From Our Team
While the pros and cons of the the Affordable Care Act (ACA) have been discussed ad nauseam, few have discussed the unique implications for residents of the U.S.-Mexico border region, particularly folks living in Texas.
In 2007, Theresa Byrd (Texas Tech) and I conducted a survey of El Paso County to determine what proportion of residents access health care services in Mexico. We also wanted to learn which services they use, and why they cross for care. We found that 32% of El Paso residents crossed into Mexico for some type of health care service. Of those that crossed, 27% were accessing medical services (beyond pharmacy purchases). Reasons for crossing included cost, lack of health insurance, language barriers with providers in the U.S., and convenience. Of course, much has changed in border dynamics in the last six years. Another survey would be needed to determine if this proportion of folks is still crossing the border for medical care, particularly recognizing U.S. residents’ perceptions of violence in Juarez.

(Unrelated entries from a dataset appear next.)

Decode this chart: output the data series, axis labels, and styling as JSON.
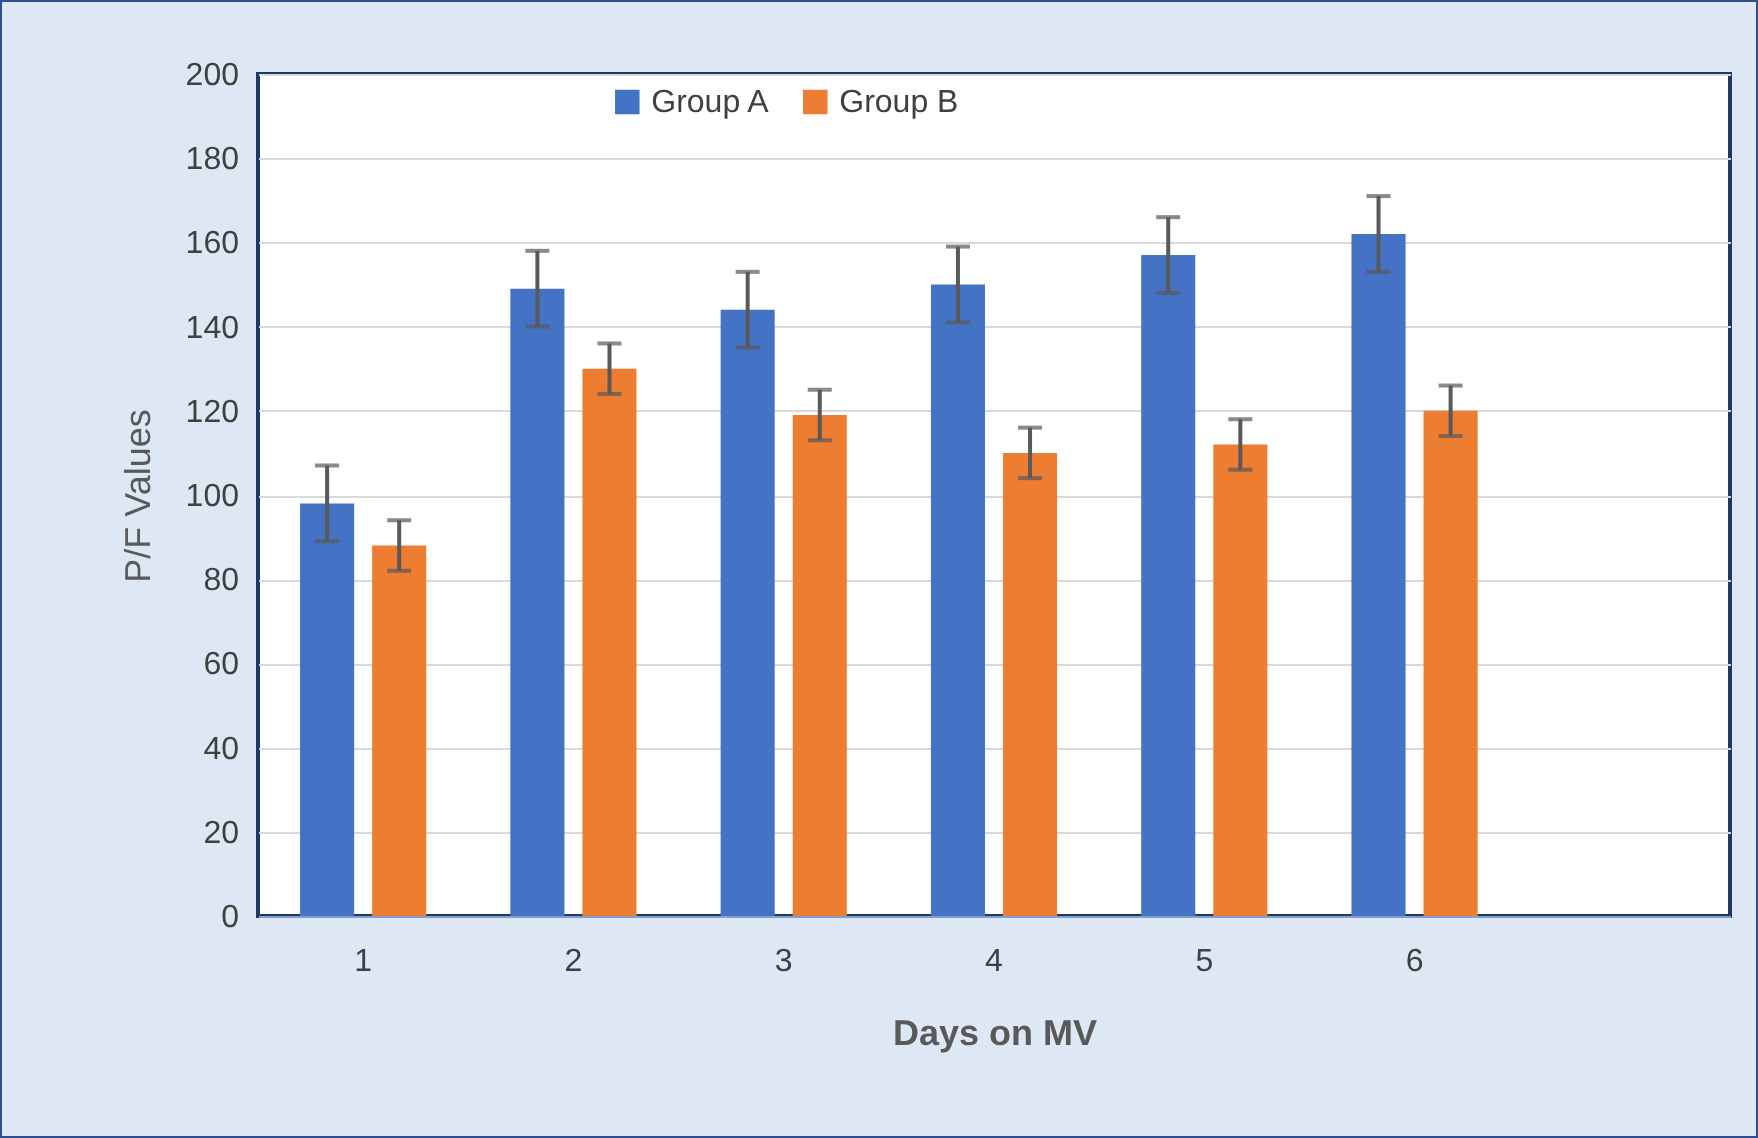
{
  "chart_data": {
    "type": "bar",
    "xlabel": "Days on MV",
    "ylabel": "P/F Values",
    "categories": [
      "1",
      "2",
      "3",
      "4",
      "5",
      "6",
      null
    ],
    "series": [
      {
        "name": "Group A",
        "color": "#4472c4",
        "values": [
          98,
          149,
          144,
          150,
          157,
          162,
          null
        ],
        "errors": [
          9,
          9,
          9,
          9,
          9,
          9,
          null
        ]
      },
      {
        "name": "Group B",
        "color": "#ed7d31",
        "values": [
          88,
          130,
          119,
          110,
          112,
          120,
          null
        ],
        "errors": [
          6,
          6,
          6,
          6,
          6,
          6,
          null
        ]
      }
    ],
    "ylim": [
      0,
      200
    ],
    "yticks": [
      0,
      20,
      40,
      60,
      80,
      100,
      120,
      140,
      160,
      180,
      200
    ],
    "grid": "y",
    "legend": "top"
  }
}
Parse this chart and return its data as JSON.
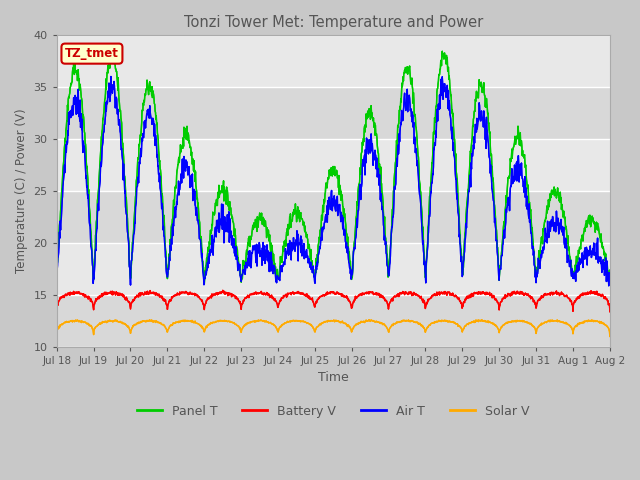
{
  "title": "Tonzi Tower Met: Temperature and Power",
  "xlabel": "Time",
  "ylabel": "Temperature (C) / Power (V)",
  "ylim": [
    10,
    40
  ],
  "xtick_labels": [
    "Jul 18",
    "Jul 19",
    "Jul 20",
    "Jul 21",
    "Jul 22",
    "Jul 23",
    "Jul 24",
    "Jul 25",
    "Jul 26",
    "Jul 27",
    "Jul 28",
    "Jul 29",
    "Jul 30",
    "Jul 31",
    "Aug 1",
    "Aug 2"
  ],
  "legend_labels": [
    "Panel T",
    "Battery V",
    "Air T",
    "Solar V"
  ],
  "panel_t_color": "#00cc00",
  "battery_v_color": "#ff0000",
  "air_t_color": "#0000ff",
  "solar_v_color": "#ffaa00",
  "annotation_text": "TZ_tmet",
  "annotation_bg": "#ffffcc",
  "annotation_border": "#cc0000",
  "fig_bg": "#c8c8c8",
  "plot_bg": "#e8e8e8",
  "grid_color": "#ffffff",
  "title_color": "#555555",
  "tick_color": "#555555",
  "n_days": 15,
  "ppd": 96,
  "linewidth": 1.0
}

In California, the state’s Knox-Keene Health Care Service Plan Act was amended in 1998 to legalize and regulate binational HMO’s. Put differently, California allows for health plans in which some or all the medical services are provided across the border. Sistemas Medicos Nacionales, S.A. de C.V. (SIMNSA, www.simsa.com) was one of the first healthcare plans under this amendment, allowing U.S. workers to have healthcare coverage for medical treatment provided in Mexico. The approach lowers premiums and allows patients to see Mexican providers, if they prefer. Even Blue Shield of California has a cross-border plan, allowing patients to access emergency/urgent services in California and use Mexican providers for primary care.
Back to the ACA – The Affordable Care Act (aka Obamacare) requires that all U.S. residents have health insurance. I recently emailed Frank Carrillo, the CEO of SIMNSA; he confirmed for me that SIMNSA is recognized as a qualified plan under the ACA’s individual mandate. Since Texas does not recognize healthcare plans like SIMNSA’s, Texas residents’ options only include healthcare plans with U.S.-based providers. Many of these individuals, like their peers in California, may prefer to have less expensive coverage and/or to see providers who they’ve historically seen in Mexico. In this regard, the combination of ACA and Texas regulations don’t maximize the choice for Texas residents living in the border region.